The FBI again is warning the general public to look & think before they click.
The FBI is urging the American public to ensure they are getting “reliable & verified FBI information.”
While spoofed domains & fraudulent websites have always posed a threat to the unsuspecting internet user, a recent campaign involving fake FBI websites compelled the Federal Bureau of Investigation to alert the public this week.
In a Public Service Announcement posted on Mon., the FBI reiterated that its website is fbi.gov & for users to beware of spoofed domains. In particular, individuals should be vigilant & double check the spelling of domains, look out for alternate spellings of words in the URL, or sites that have different looking top-level domains.
“The FBI observed unattributed cyber actors registering numerous domains spoofing legitimate FBI websites, indicating the potential for future operational activity,” the PSA reads, “The FBI urges all members of the American public to critically evaluate the websites they visit, & the messages sent to their personal & business email accounts, to seek out reliable & verified FBI information.”

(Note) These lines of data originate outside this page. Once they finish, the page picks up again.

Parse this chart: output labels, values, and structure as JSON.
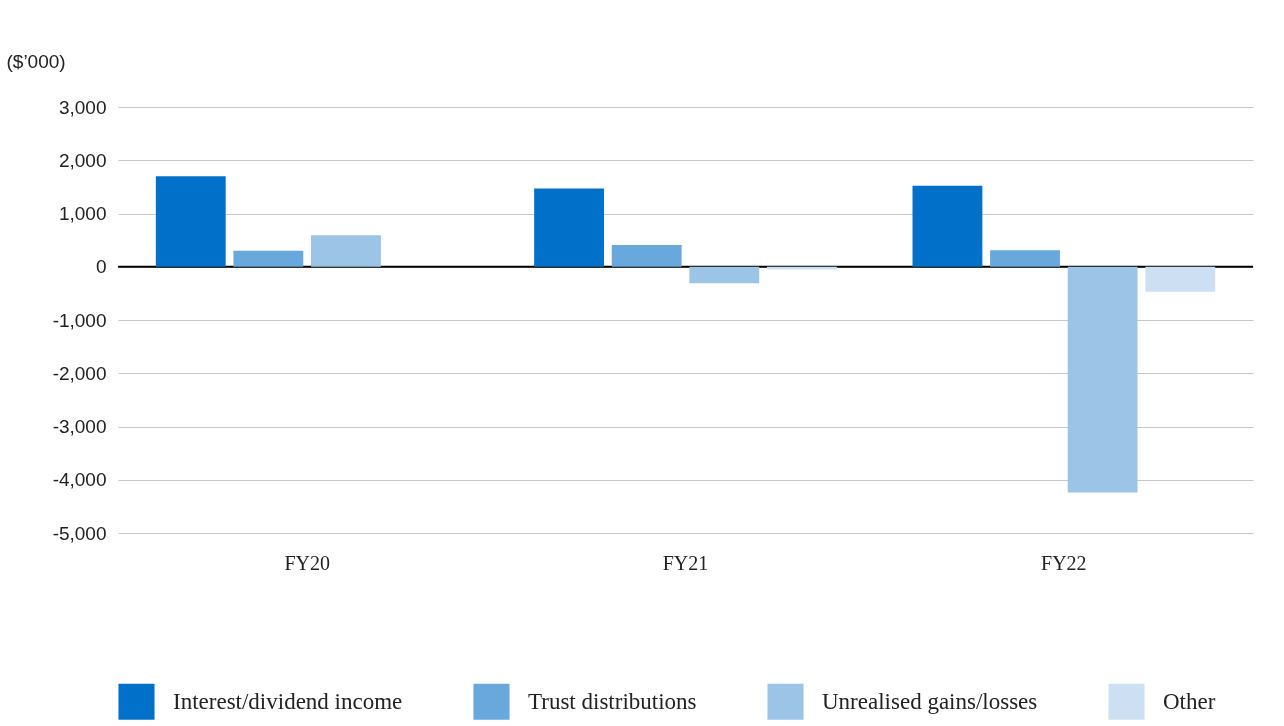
{
  "chart_data": {
    "type": "bar",
    "ylabel": "($’000)",
    "categories": [
      "FY20",
      "FY21",
      "FY22"
    ],
    "series": [
      {
        "name": "Interest/dividend income",
        "color": "#0070c9",
        "values": [
          1700,
          1470,
          1520
        ]
      },
      {
        "name": "Trust distributions",
        "color": "#69a8dd",
        "values": [
          300,
          410,
          310
        ]
      },
      {
        "name": "Unrealised gains/losses",
        "color": "#9cc4e6",
        "values": [
          590,
          -310,
          -4240
        ]
      },
      {
        "name": "Other",
        "color": "#cde0f3",
        "values": [
          null,
          -50,
          -470
        ]
      }
    ],
    "ylim": [
      -5000,
      3000
    ],
    "yticks": [
      {
        "value": 3000,
        "label": "3,000"
      },
      {
        "value": 2000,
        "label": "2,000"
      },
      {
        "value": 1000,
        "label": "1,000"
      },
      {
        "value": 0,
        "label": "0"
      },
      {
        "value": -1000,
        "label": "-1,000"
      },
      {
        "value": -2000,
        "label": "-2,000"
      },
      {
        "value": -3000,
        "label": "-3,000"
      },
      {
        "value": -4000,
        "label": "-4,000"
      },
      {
        "value": -5000,
        "label": "-5,000"
      }
    ],
    "grid": "y",
    "legend": "bottom",
    "ref_lines": [
      {
        "axis": "y",
        "value": 0,
        "color": "#000000"
      }
    ]
  }
}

The Bureau warns the sites could be used by attackers to carry out a handful of outcomes such as the spreading of disinformation & malware, the gathering of usernames, passwords, email addresses & other personally identifiable information, etc.
Apart from the speculative examples above, the FBI declined to specify exactly what its seen attackers do with the domains. but it did share a few examples of the spoofed domains it has spotted as of late.
While not every internet user has the same experience finding spoofed domains, the way the majority of these are spelled should tip off users that something is not right.
A quick check finds that most of these URLs are offline; others are for sale – at least one (fbireport.us) redirects back to the FBI’s official website. While there is no indication any of the domains have been used in an attack, they could be used for future attacks.
The FBI also provided these suggestions to help users better find spoofed domains:
- Verify the spelling of web addresses, websites, & email addresses that look trustworthy but may be imitations of legitimate election websites.
- Ensure operating systems & applications are updated to the most current versions.
- Update anti-malware & anti-virus software & conduct regular network scans.
- Do not enable macros on documents downloaded from an email unless absolutely necessary, & after ensuring the file is not malicious.
- Do not open emails or attachments from unknown individuals. Do not communicate with unsolicited email senders.
- Never provide personal information of any sort via email. Be aware that many emails requesting your personal information may appear to be legitimate.
- Use strong 2-factor authentication if possible, using biometrics, hardware tokens, or authentication apps.
- Use domain whitelisting to allow outgoing network traffic to websites that are deemed safe.
- Disable or remove unneeded software applications
- Verify that the website you visit has a Secure Sockets Layer (SSL) certificate.
US Census Bureau
It is the 2nd time in the past 2 months that the FBI has warned about spoofed domains. In Oct., the service warned attackers were attempting to mimic sites associated with the US Census Bureau.
The FBI posted 63 different domains it noticed that were registered & attempting to trick users into thinking they were legitimate.